Austrian real estate investors and self-professed “big fans of the Sarasota School of Architecture” Ursula Kohl and Peter Bartos bought the home when it came on the market in 2009. “We walked with our dog, Rudi, quite often past this special house and never dared hope that we could buy it,” says Kohl. “But one day—it was the time when the real estate bubble burst—there was a sale sign and it was affordable.”
As in any restoration, there were challenges. “The house was in sad condition,” says Kohl. “There were carpets covering the terrazzo, thick paint on the ceiling and 1980s bathrooms.” The couple spent two years redesigning the kitchen and baths; cladding walls in period-appropriate mahogany veneer; rebuilding the saltwater pool; landscaping the half-acre-plus property with an abundance of royal palms, birds of paradise and other tropical plants; and—most importantly—restoring those wood-laminate trusses that are a hallmark of the home.

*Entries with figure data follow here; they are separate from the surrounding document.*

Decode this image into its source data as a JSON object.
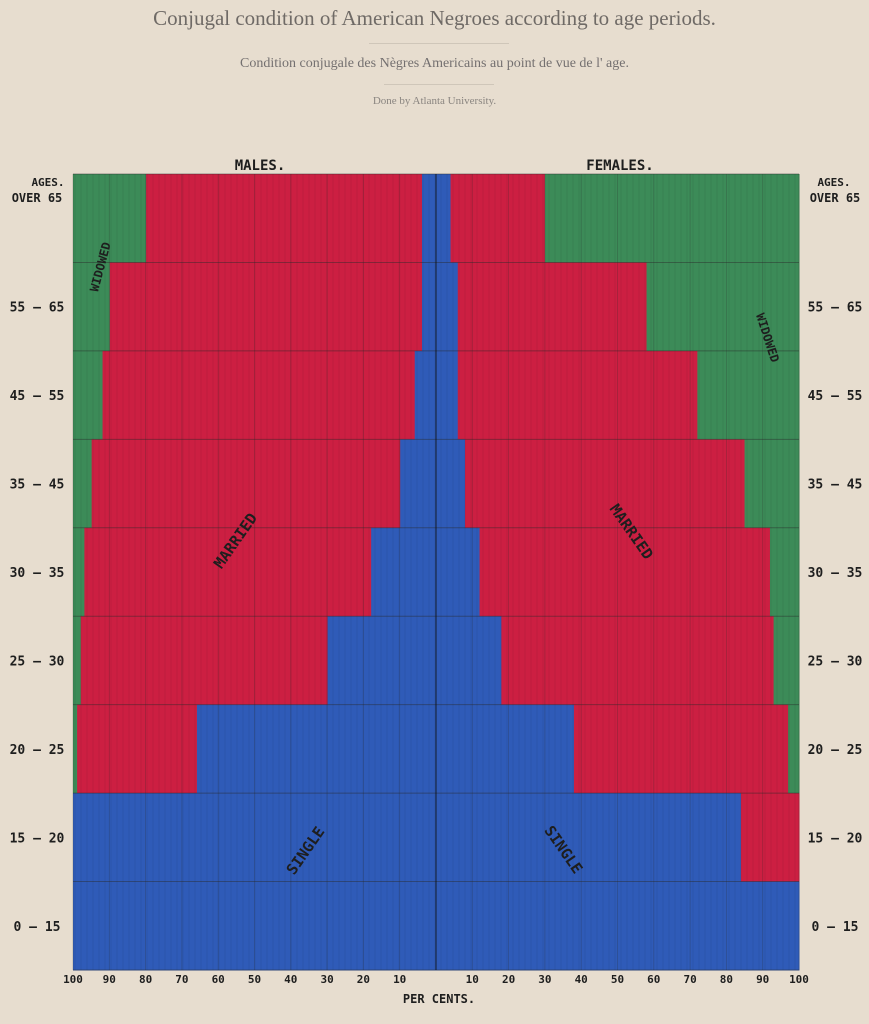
{
  "header": {
    "title": "Conjugal condition of American Negroes according to age periods.",
    "subtitle": "Condition conjugale des Nègres Americains au point de vue de l' age.",
    "credit": "Done by Atlanta University."
  },
  "colors": {
    "single": "#2f5bb8",
    "married": "#cc1f42",
    "widowed": "#3c8b58",
    "background": "#e7ddcf"
  },
  "chart_data": {
    "type": "bar",
    "orientation": "horizontal-stacked-mirrored",
    "panels": {
      "left": "MALES.",
      "right": "FEMALES."
    },
    "age_heading": "AGES.",
    "categories": [
      "OVER 65",
      "55-65",
      "45-55",
      "35-45",
      "30-35",
      "25-30",
      "20-25",
      "15-20",
      "0-15"
    ],
    "category_labels_left": [
      "OVER 65",
      "55 – 65",
      "45 – 55",
      "35 – 45",
      "30 – 35",
      "25 – 30",
      "20 – 25",
      "15 – 20",
      "0 – 15"
    ],
    "category_labels_right": [
      "OVER 65",
      "55 – 65",
      "45 – 55",
      "35 – 45",
      "30 – 35",
      "25 – 30",
      "20 – 25",
      "15 – 20",
      "0 – 15"
    ],
    "males": {
      "series": [
        {
          "name": "SINGLE",
          "values": [
            4,
            4,
            6,
            10,
            18,
            30,
            66,
            100,
            100
          ]
        },
        {
          "name": "MARRIED",
          "values": [
            76,
            86,
            86,
            85,
            79,
            68,
            33,
            0,
            0
          ]
        },
        {
          "name": "WIDOWED",
          "values": [
            20,
            10,
            8,
            5,
            3,
            2,
            1,
            0,
            0
          ]
        }
      ]
    },
    "females": {
      "series": [
        {
          "name": "SINGLE",
          "values": [
            4,
            6,
            6,
            8,
            12,
            18,
            38,
            84,
            100
          ]
        },
        {
          "name": "MARRIED",
          "values": [
            26,
            52,
            66,
            77,
            80,
            75,
            59,
            16,
            0
          ]
        },
        {
          "name": "WIDOWED",
          "values": [
            70,
            42,
            28,
            15,
            8,
            7,
            3,
            0,
            0
          ]
        }
      ]
    },
    "xticks_left": [
      "100",
      "90",
      "80",
      "70",
      "60",
      "50",
      "40",
      "30",
      "20",
      "10"
    ],
    "xticks_right": [
      "10",
      "20",
      "30",
      "40",
      "50",
      "60",
      "70",
      "80",
      "90",
      "100"
    ],
    "xlabel": "PER CENTS.",
    "xlim": [
      0,
      100
    ],
    "annotations": {
      "male_widowed": "WIDOWED",
      "male_married": "MARRIED",
      "male_single": "SINGLE",
      "female_widowed": "WIDOWED",
      "female_married": "MARRIED",
      "female_single": "SINGLE"
    }
  }
}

As the owners of the company Vienna & Naples, Kohl and Bartos acquire and renovate rental properties in the south county area. But the Herron House is not for sale. “The house is a work of art; you feel special in it,” says Kohl. “We enjoy the openness and generositay; from almost every place you have a wonderful view. The house is not built for people who like to retreat, but [rather] promotes farsightedness and open-mindedness.”

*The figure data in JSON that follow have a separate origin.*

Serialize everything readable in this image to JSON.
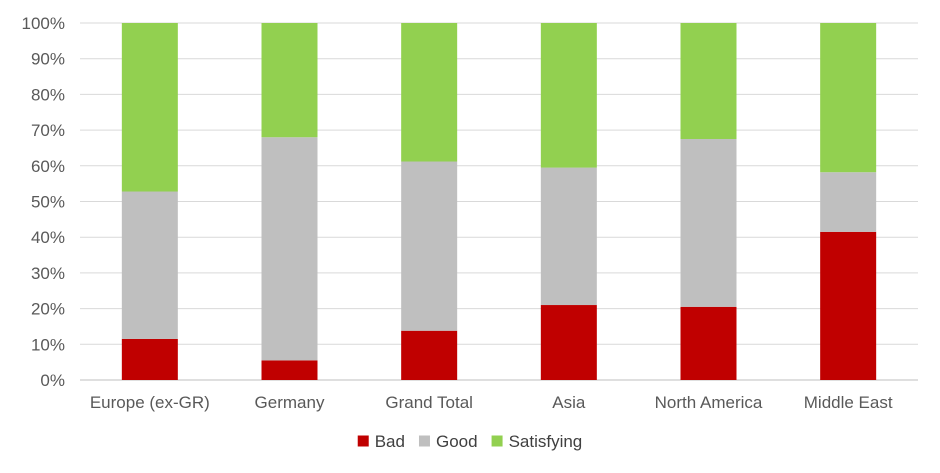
{
  "chart_data": {
    "type": "bar",
    "stacked": true,
    "normalized": true,
    "categories": [
      "Europe (ex-GR)",
      "Germany",
      "Grand Total",
      "Asia",
      "North America",
      "Middle East"
    ],
    "series": [
      {
        "name": "Bad",
        "color": "#C00000",
        "values": [
          11.5,
          5.5,
          13.8,
          21.0,
          20.5,
          41.5
        ]
      },
      {
        "name": "Good",
        "color": "#BFBFBF",
        "values": [
          41.3,
          62.5,
          47.4,
          38.5,
          47.0,
          16.7
        ]
      },
      {
        "name": "Satisfying",
        "color": "#92D050",
        "values": [
          47.2,
          32.0,
          38.8,
          40.5,
          32.5,
          41.8
        ]
      }
    ],
    "ylim": [
      0,
      100
    ],
    "yticks": [
      "0%",
      "10%",
      "20%",
      "30%",
      "40%",
      "50%",
      "60%",
      "70%",
      "80%",
      "90%",
      "100%"
    ],
    "grid": true,
    "legend_position": "bottom",
    "title": "",
    "xlabel": "",
    "ylabel": ""
  }
}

Plus, she says, “We love Venice, the people and the way of life.”
About Victor Lundy
Lundy didn’t achieve the same fame as his Sarasota School of Architecture compatriot (and Harvard classmate) Paul Rudolph, but in his eight years in Sarasota (1951-1960), he designed some of its most innovative and beautiful buildings. Among them are St. Paul’s Lutheran Church on Bahia Vista Street, with its elegantly curvaceous roof, the blue-tiled Pagoda Building on Tamiami Trail (longtime home of the Sarasota Visitors Center and now headquarters for The Bay project) and the glass-walled South Gate Community Center on Phillippi Creek.
He went on to design the U.S. Embassy in Sri Lanka and the U.S. Tax Court Building in Washington, D.C., which is on the National Register of Historic Places.
A 2013 Smithsonian article on the occasion of his 90th birthday noted that Lundy is “admired as much for his sculptural sense of form as for his innovative use of engineering technology.”